The validation accuracy gets lower when the number of workers increases in Federated Learning with non-IID dataset

I use human activity recognition (HAR) dataset with 6 classes using federated learning (FL). In this case, I implement the non-IID dataset by assigning (1) each class dataset to different 6 workers, (2) two classes to 3 different workers, and (3) three classes to 2 different workers.

When I run the FL process, the validation accuracy for scenario (3) > (2) > (1). I expect that all scenarios will obtain almost the same validation accuracy. For each scenario, I use the same hyperparameter settings including batch size, shuffle buffer, and the model configuration.

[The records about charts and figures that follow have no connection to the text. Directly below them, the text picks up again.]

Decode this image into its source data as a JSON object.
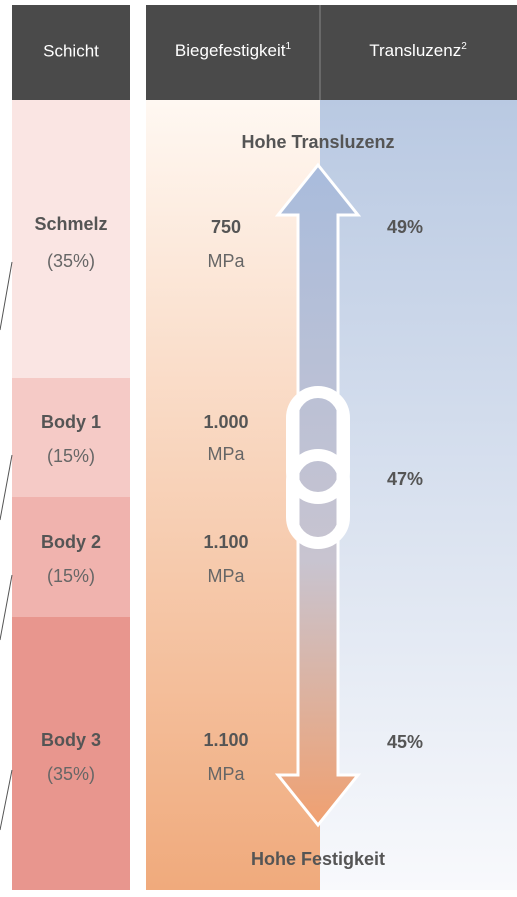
{
  "header": [
    {
      "text": "Schicht"
    },
    {
      "text": "Biegefestigkeit",
      "note": "1"
    },
    {
      "text": "Transluzenz",
      "note": "2"
    }
  ],
  "layers": [
    {
      "name": "Schmelz",
      "share": "(35%)",
      "strength": "750",
      "unit": "MPa"
    },
    {
      "name": "Body 1",
      "share": "(15%)",
      "strength": "1.000",
      "unit": "MPa"
    },
    {
      "name": "Body 2",
      "share": "(15%)",
      "strength": "1.100",
      "unit": "MPa"
    },
    {
      "name": "Body 3",
      "share": "(35%)",
      "strength": "1.100",
      "unit": "MPa"
    }
  ],
  "translucency": [
    "49%",
    "47%",
    "45%"
  ],
  "labels": {
    "top": "Hohe Transluzenz",
    "bottom": "Hohe Festigkeit"
  }
}
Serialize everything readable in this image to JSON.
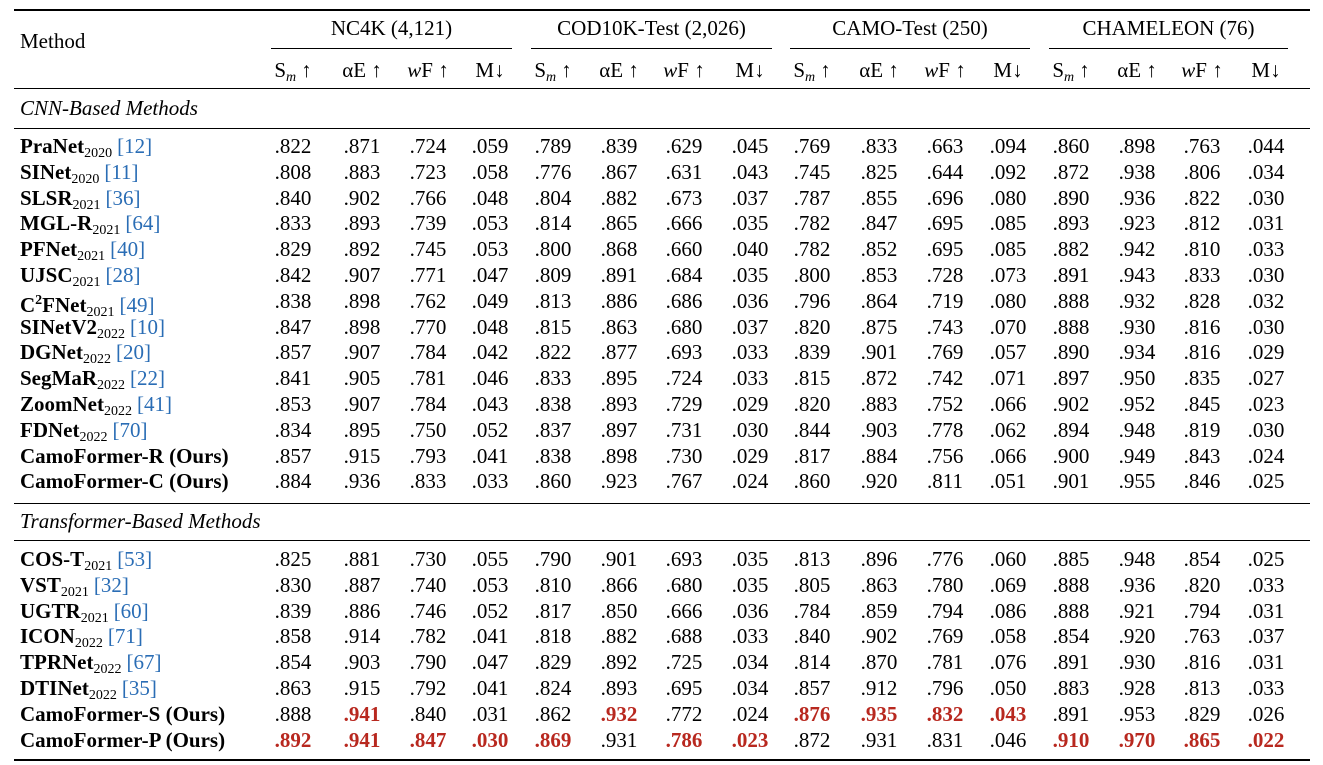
{
  "table": {
    "header": {
      "method": "Method",
      "groups": [
        "NC4K (4,121)",
        "COD10K-Test (2,026)",
        "CAMO-Test (250)",
        "CHAMELEON (76)"
      ],
      "metrics": [
        {
          "main": "S",
          "sub": "m",
          "suffix": "↑"
        },
        {
          "main": "αE ↑"
        },
        {
          "italic": "w",
          "main": "F ↑"
        },
        {
          "main": "M↓"
        }
      ]
    },
    "highlight_color": "#b8281f",
    "sections": [
      {
        "title": "CNN-Based Methods",
        "rows": [
          {
            "name": "PraNet",
            "year": "2020",
            "ref": "[12]",
            "values": [
              ".822",
              ".871",
              ".724",
              ".059",
              ".789",
              ".839",
              ".629",
              ".045",
              ".769",
              ".833",
              ".663",
              ".094",
              ".860",
              ".898",
              ".763",
              ".044"
            ]
          },
          {
            "name": "SINet",
            "year": "2020",
            "ref": "[11]",
            "values": [
              ".808",
              ".883",
              ".723",
              ".058",
              ".776",
              ".867",
              ".631",
              ".043",
              ".745",
              ".825",
              ".644",
              ".092",
              ".872",
              ".938",
              ".806",
              ".034"
            ]
          },
          {
            "name": "SLSR",
            "year": "2021",
            "ref": "[36]",
            "values": [
              ".840",
              ".902",
              ".766",
              ".048",
              ".804",
              ".882",
              ".673",
              ".037",
              ".787",
              ".855",
              ".696",
              ".080",
              ".890",
              ".936",
              ".822",
              ".030"
            ]
          },
          {
            "name": "MGL-R",
            "year": "2021",
            "ref": "[64]",
            "values": [
              ".833",
              ".893",
              ".739",
              ".053",
              ".814",
              ".865",
              ".666",
              ".035",
              ".782",
              ".847",
              ".695",
              ".085",
              ".893",
              ".923",
              ".812",
              ".031"
            ]
          },
          {
            "name": "PFNet",
            "year": "2021",
            "ref": "[40]",
            "values": [
              ".829",
              ".892",
              ".745",
              ".053",
              ".800",
              ".868",
              ".660",
              ".040",
              ".782",
              ".852",
              ".695",
              ".085",
              ".882",
              ".942",
              ".810",
              ".033"
            ]
          },
          {
            "name": "UJSC",
            "year": "2021",
            "ref": "[28]",
            "values": [
              ".842",
              ".907",
              ".771",
              ".047",
              ".809",
              ".891",
              ".684",
              ".035",
              ".800",
              ".853",
              ".728",
              ".073",
              ".891",
              ".943",
              ".833",
              ".030"
            ]
          },
          {
            "name": "C",
            "sup": "2",
            "name2": "FNet",
            "year": "2021",
            "ref": "[49]",
            "values": [
              ".838",
              ".898",
              ".762",
              ".049",
              ".813",
              ".886",
              ".686",
              ".036",
              ".796",
              ".864",
              ".719",
              ".080",
              ".888",
              ".932",
              ".828",
              ".032"
            ]
          },
          {
            "name": "SINetV2",
            "year": "2022",
            "ref": "[10]",
            "values": [
              ".847",
              ".898",
              ".770",
              ".048",
              ".815",
              ".863",
              ".680",
              ".037",
              ".820",
              ".875",
              ".743",
              ".070",
              ".888",
              ".930",
              ".816",
              ".030"
            ]
          },
          {
            "name": "DGNet",
            "year": "2022",
            "ref": "[20]",
            "values": [
              ".857",
              ".907",
              ".784",
              ".042",
              ".822",
              ".877",
              ".693",
              ".033",
              ".839",
              ".901",
              ".769",
              ".057",
              ".890",
              ".934",
              ".816",
              ".029"
            ]
          },
          {
            "name": "SegMaR",
            "year": "2022",
            "ref": "[22]",
            "values": [
              ".841",
              ".905",
              ".781",
              ".046",
              ".833",
              ".895",
              ".724",
              ".033",
              ".815",
              ".872",
              ".742",
              ".071",
              ".897",
              ".950",
              ".835",
              ".027"
            ]
          },
          {
            "name": "ZoomNet",
            "year": "2022",
            "ref": "[41]",
            "values": [
              ".853",
              ".907",
              ".784",
              ".043",
              ".838",
              ".893",
              ".729",
              ".029",
              ".820",
              ".883",
              ".752",
              ".066",
              ".902",
              ".952",
              ".845",
              ".023"
            ]
          },
          {
            "name": "FDNet",
            "year": "2022",
            "ref": "[70]",
            "values": [
              ".834",
              ".895",
              ".750",
              ".052",
              ".837",
              ".897",
              ".731",
              ".030",
              ".844",
              ".903",
              ".778",
              ".062",
              ".894",
              ".948",
              ".819",
              ".030"
            ]
          },
          {
            "name": "CamoFormer-R (Ours)",
            "values": [
              ".857",
              ".915",
              ".793",
              ".041",
              ".838",
              ".898",
              ".730",
              ".029",
              ".817",
              ".884",
              ".756",
              ".066",
              ".900",
              ".949",
              ".843",
              ".024"
            ]
          },
          {
            "name": "CamoFormer-C (Ours)",
            "values": [
              ".884",
              ".936",
              ".833",
              ".033",
              ".860",
              ".923",
              ".767",
              ".024",
              ".860",
              ".920",
              ".811",
              ".051",
              ".901",
              ".955",
              ".846",
              ".025"
            ]
          }
        ]
      },
      {
        "title": "Transformer-Based Methods",
        "rows": [
          {
            "name": "COS-T",
            "year": "2021",
            "ref": "[53]",
            "values": [
              ".825",
              ".881",
              ".730",
              ".055",
              ".790",
              ".901",
              ".693",
              ".035",
              ".813",
              ".896",
              ".776",
              ".060",
              ".885",
              ".948",
              ".854",
              ".025"
            ]
          },
          {
            "name": "VST",
            "year": "2021",
            "ref": "[32]",
            "values": [
              ".830",
              ".887",
              ".740",
              ".053",
              ".810",
              ".866",
              ".680",
              ".035",
              ".805",
              ".863",
              ".780",
              ".069",
              ".888",
              ".936",
              ".820",
              ".033"
            ]
          },
          {
            "name": "UGTR",
            "year": "2021",
            "ref": "[60]",
            "values": [
              ".839",
              ".886",
              ".746",
              ".052",
              ".817",
              ".850",
              ".666",
              ".036",
              ".784",
              ".859",
              ".794",
              ".086",
              ".888",
              ".921",
              ".794",
              ".031"
            ]
          },
          {
            "name": "ICON",
            "year": "2022",
            "ref": "[71]",
            "values": [
              ".858",
              ".914",
              ".782",
              ".041",
              ".818",
              ".882",
              ".688",
              ".033",
              ".840",
              ".902",
              ".769",
              ".058",
              ".854",
              ".920",
              ".763",
              ".037"
            ]
          },
          {
            "name": "TPRNet",
            "year": "2022",
            "ref": "[67]",
            "values": [
              ".854",
              ".903",
              ".790",
              ".047",
              ".829",
              ".892",
              ".725",
              ".034",
              ".814",
              ".870",
              ".781",
              ".076",
              ".891",
              ".930",
              ".816",
              ".031"
            ]
          },
          {
            "name": "DTINet",
            "year": "2022",
            "ref": "[35]",
            "values": [
              ".863",
              ".915",
              ".792",
              ".041",
              ".824",
              ".893",
              ".695",
              ".034",
              ".857",
              ".912",
              ".796",
              ".050",
              ".883",
              ".928",
              ".813",
              ".033"
            ]
          },
          {
            "name": "CamoFormer-S (Ours)",
            "highlight": [
              1,
              5,
              8,
              9,
              10,
              11
            ],
            "values": [
              ".888",
              ".941",
              ".840",
              ".031",
              ".862",
              ".932",
              ".772",
              ".024",
              ".876",
              ".935",
              ".832",
              ".043",
              ".891",
              ".953",
              ".829",
              ".026"
            ]
          },
          {
            "name": "CamoFormer-P (Ours)",
            "highlight": [
              0,
              1,
              2,
              3,
              4,
              6,
              7,
              12,
              13,
              14,
              15
            ],
            "values": [
              ".892",
              ".941",
              ".847",
              ".030",
              ".869",
              ".931",
              ".786",
              ".023",
              ".872",
              ".931",
              ".831",
              ".046",
              ".910",
              ".970",
              ".865",
              ".022"
            ]
          }
        ]
      }
    ]
  }
}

Is it common in FL with the non-IID dataset or is there any problem with my result?

Solution

The scenario where each worker has only one (and all of) one label can be considered the "pathologically bad" non-IID for Federated Averaging.

In this scenario, its possible that each worker learns to predict only the label it has. The model does not need to discriminate on any features: if a worker only has class 1, it can predict class 1 and obtain 100% accuracy. Each round, when all of the model updates are averaged, the global is back to a model that only predicts each class with 1/6 probability.

The closer each workers distribution of examples is to the global distribution (or each other, i.e. the more IID the client datasets are), the closer its local training will produce an update to the global model that is in the same direction as the averaged update, leading to better training results.